Üzerimdeki bakışlar muhatabımın gerçekten daraldığını, bir an önce konuşmam gerektiğini söylüyordu:
– Bir Müslüman bu yaştan sonra da olsa namaza başlamışsa ne mutlu ona! diyerek konuşmama müjdeyle başladım ve dikkatlerini çekmek için sordum:
– Sizce o kişi gerçekten namaz kılmak istiyor mudur?
Müzakereyi bitirmiş olanların kimi “Allah bilir”, kimi “İstemese başlamazdı” türünden cevaplar verirken, diğerleri de konuşmayı bırakıp önce cevap verenlere sonra da bana bakmaya başladılar. Şimdi anlatabilirdim:
– O kişi şöyle yapsın: Sabah namazının sünnetinin çok özel bir önemi olduğu için onu ve farzı kılsın.

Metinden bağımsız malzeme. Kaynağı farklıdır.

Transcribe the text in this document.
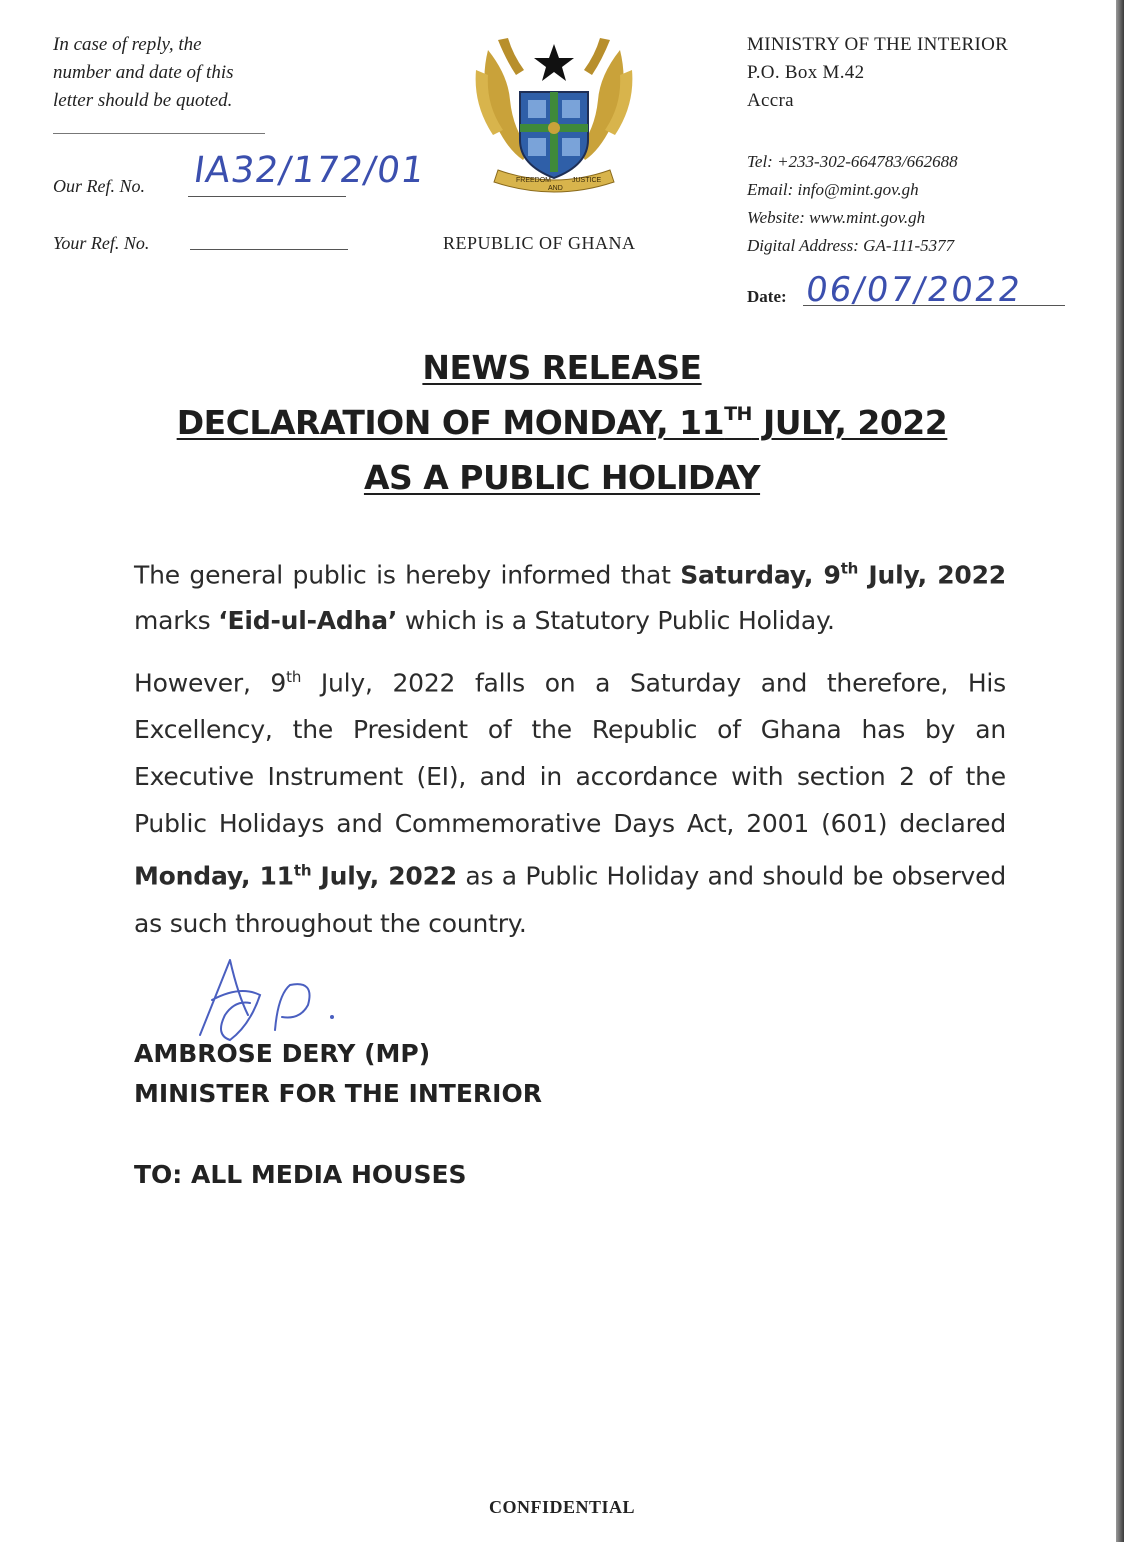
In case of reply, the
number and date of this
letter should be quoted.
Our Ref. No. IA32/172/01
Your Ref. No.
FREEDOM
AND
JUSTICE
REPUBLIC OF GHANA
MINISTRY OF THE INTERIOR
P.O. Box M.42
Accra
Tel: +233-302-664783/662688
Email: info@mint.gov.gh
Website: www.mint.gov.gh
Digital Address: GA-111-5377
Date: 06/07/2022
NEWS RELEASE
DECLARATION OF MONDAY, 11TH JULY, 2022
AS A PUBLIC HOLIDAY
The general public is hereby informed that Saturday, 9th July, 2022 marks ‘Eid-ul-Adha’ which is a Statutory Public Holiday.
However, 9th July, 2022 falls on a Saturday and therefore, His Excellency, the President of the Republic of Ghana has by an Executive Instrument (EI), and in accordance with section 2 of the Public Holidays and Commemorative Days Act, 2001 (601) declared Monday, 11th July, 2022 as a Public Holiday and should be observed as such throughout the country.
AMBROSE DERY (MP)
MINISTER FOR THE INTERIOR
TO: ALL MEDIA HOUSES
CONFIDENTIAL
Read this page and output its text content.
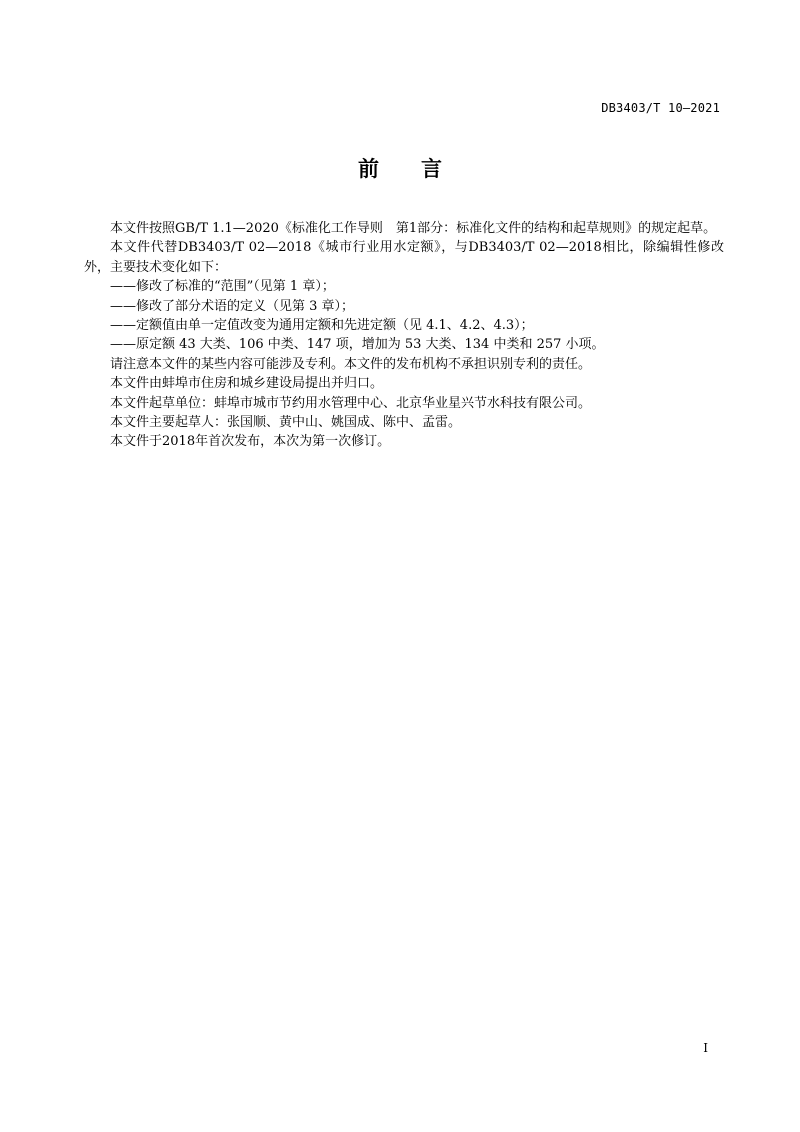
DB3403/T 10—2021
前 言

本文件按照GB/T 1.1—2020《标准化工作导则　第1部分：标准化文件的结构和起草规则》的规定起草。

本文件代替DB3403/T 02—2018《城市行业用水定额》，与DB3403/T 02—2018相比，除编辑性修改外，主要技术变化如下：

——修改了标准的“范围”（见第 1 章）；

——修改了部分术语的定义（见第 3 章）；

——定额值由单一定值改变为通用定额和先进定额（见 4.1、4.2、4.3）；

——原定额 43 大类、106 中类、147 项，增加为 53 大类、134 中类和 257 小项。

请注意本文件的某些内容可能涉及专利。本文件的发布机构不承担识别专利的责任。

本文件由蚌埠市住房和城乡建设局提出并归口。

本文件起草单位：蚌埠市城市节约用水管理中心、北京华业星兴节水科技有限公司。

本文件主要起草人：张国顺、黄中山、姚国成、陈中、孟雷。

本文件于2018年首次发布，本次为第一次修订。

I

Güneşin doğmasından sonra kırk beş dakika geçince daha önce kılamadığı sabah namazının farzını kaza etsin. Zaten o vakitte genelde kahvaltı yapılıyor; birkaç dakikasını ayırabilir. Öğle ve diğer namazların sünnetlerini kılarken kazaya niyet etsin.
Soruyu soran kişi temkinliydi:
– Hocam, sünnetler ne olacak?
– O kişinin geçerli mazeretlerinden dolayı zaman darlığı sıkıntısı varsa böyle yapsın. Diyelim ki adam emekli, sağlıklı ve bol zamanı var. O zaman sünnetleri de kılsın.

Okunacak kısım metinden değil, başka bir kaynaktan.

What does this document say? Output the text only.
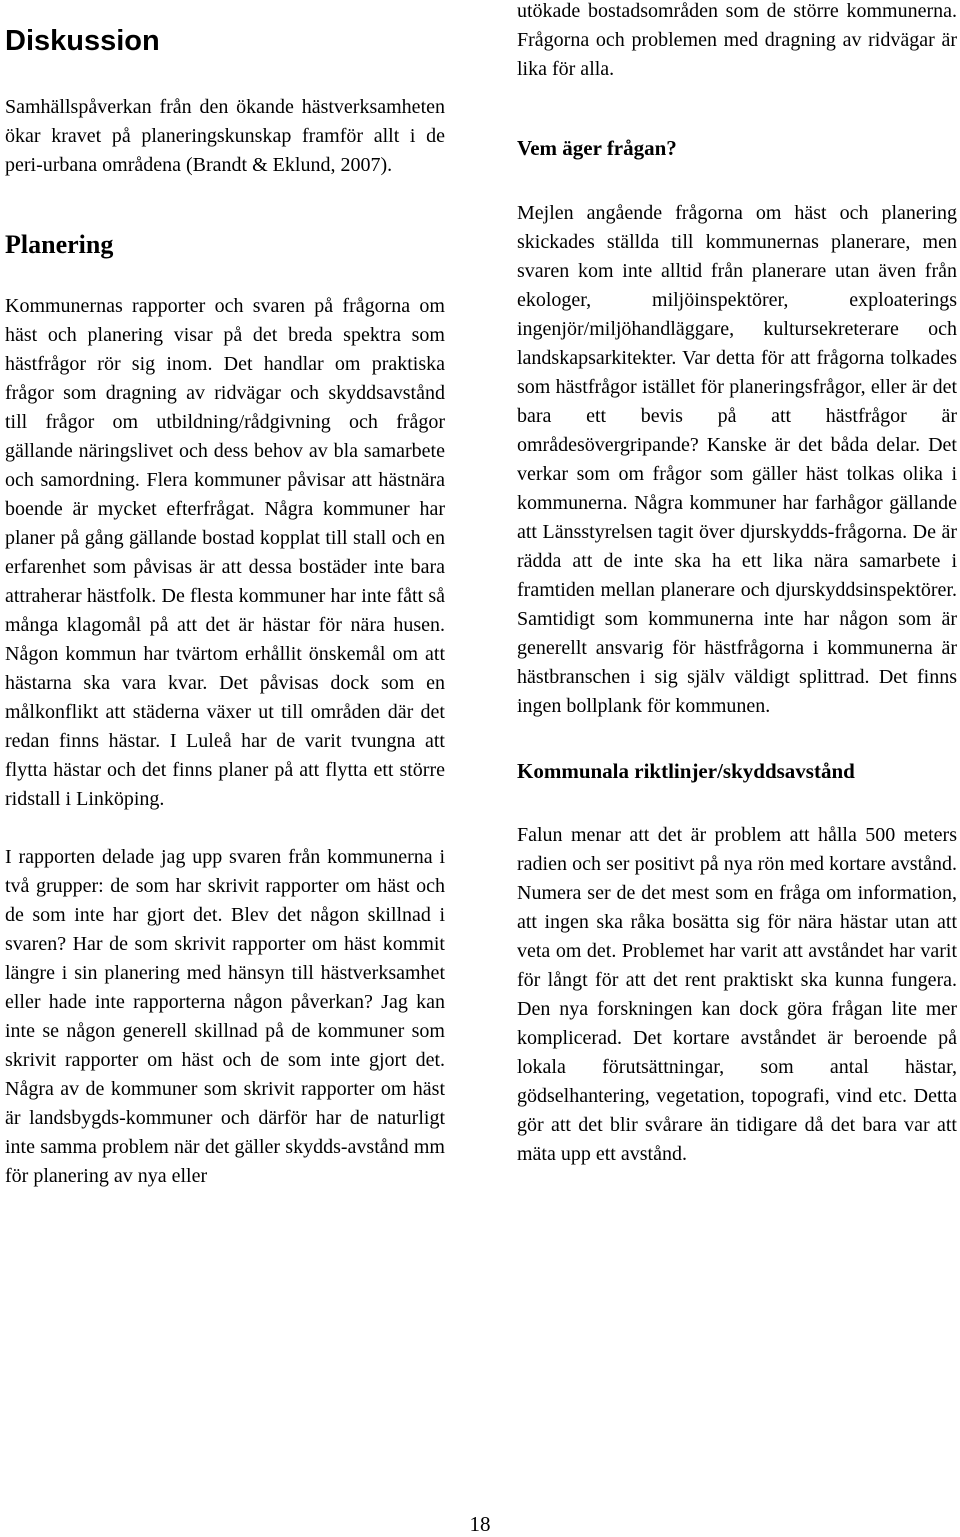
Diskussion

Samhällspåverkan från den ökande hästverksamheten ökar kravet på planeringskunskap framför allt i de peri-urbana områdena (Brandt & Eklund, 2007).

Planering

Kommunernas rapporter och svaren på frågorna om häst och planering visar på det breda spektra som hästfrågor rör sig inom. Det handlar om praktiska frågor som dragning av ridvägar och skyddsavstånd till frågor om utbildning/rådgivning och frågor gällande näringslivet och dess behov av bla samarbete och samordning. Flera kommuner påvisar att hästnära boende är mycket efterfrågat. Några kommuner har planer på gång gällande bostad kopplat till stall och en erfarenhet som påvisas är att dessa bostäder inte bara attraherar hästfolk. De flesta kommuner har inte fått så många klagomål på att det är hästar för nära husen. Någon kommun har tvärtom erhållit önskemål om att hästarna ska vara kvar. Det påvisas dock som en målkonflikt att städerna växer ut till områden där det redan finns hästar. I Luleå har de varit tvungna att flytta hästar och det finns planer på att flytta ett större ridstall i Linköping.

I rapporten delade jag upp svaren från kommunerna i två grupper: de som har skrivit rapporter om häst och de som inte har gjort det. Blev det någon skillnad i svaren? Har de som skrivit rapporter om häst kommit längre i sin planering med hänsyn till hästverksamhet eller hade inte rapporterna någon påverkan? Jag kan inte se någon generell skillnad på de kommuner som skrivit rapporter om häst och de som inte gjort det. Några av de kommuner som skrivit rapporter om häst är landsbygds-kommuner och därför har de naturligt inte samma problem när det gäller skydds-avstånd mm för planering av nya eller

utökade bostadsområden som de större kommunerna. Frågorna och problemen med dragning av ridvägar är lika för alla.

Vem äger frågan?

Mejlen angående frågorna om häst och planering skickades ställda till kommunernas planerare, men svaren kom inte alltid från planerare utan även från ekologer, miljöinspektörer, exploaterings ingenjör/miljöhandläggare, kultursekreterare och landskapsarkitekter. Var detta för att frågorna tolkades som hästfrågor istället för planeringsfrågor, eller är det bara ett bevis på att hästfrågor är områdesövergripande? Kanske är det båda delar. Det verkar som om frågor som gäller häst tolkas olika i kommunerna. Några kommuner har farhågor gällande att Länsstyrelsen tagit över djurskydds-frågorna. De är rädda att de inte ska ha ett lika nära samarbete i framtiden mellan planerare och djurskyddsinspektörer. Samtidigt som kommunerna inte har någon som är generellt ansvarig för hästfrågorna i kommunerna är hästbranschen i sig själv väldigt splittrad. Det finns ingen bollplank för kommunen.

Kommunala riktlinjer/skyddsavstånd

Falun menar att det är problem att hålla 500 meters radien och ser positivt på nya rön med kortare avstånd. Numera ser de det mest som en fråga om information, att ingen ska råka bosätta sig för nära hästar utan att veta om det. Problemet har varit att avståndet har varit för långt för att det rent praktiskt ska kunna fungera. Den nya forskningen kan dock göra frågan lite mer komplicerad. Det kortare avståndet är beroende på lokala förutsättningar, som antal hästar, gödselhantering, vegetation, topografi, vind etc. Detta gör att det blir svårare än tidigare då det bara var att mäta upp ett avstånd.

18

– Tamam da hocam, ölümün ne zaman geleceği belli değil ki?
– Adam o niyetle kaza kılmaya devam etsin. İnşallah Yüce Rabbimiz ona niyetiyle muamele eder.
– Ya etmezse?
– Merak etme! Müslümanın niyeti Allah katında önemlidir. Tövbe çok güçlü bir silicidir. Şirk hariç her günahı siler. Yeter ki biz samimi olalım.
Bir an herkes sustu. Baktım herkes sabit bakışla düşüncelere dalmış. Bir şeyler söyleyecek oldum. Tam o anda telefon çaldı. Müdür yardımcısı arkadaş fatura ödemek için çarşıya gitmeye niyetlenmiş. Gitmeden önce de sınıfları kontrol etmeyi düşünmüş. O zamana kadar hiç yapmadığım bir iş. Derse geç kaldığımı görünce merak etmiş:
– Selamün aleyküm! Hocam neredesin?
– Aleyküm selam! Çarşıdayım hocam. Hemen geliyorum.
– Bekle, ben de çarşıya geliyorum, beraber döneriz.
– Canıma minnet! Köşede bekliyorum, deyip çarşı meydanı sınıfına veda ederek oradan uzaklaştım.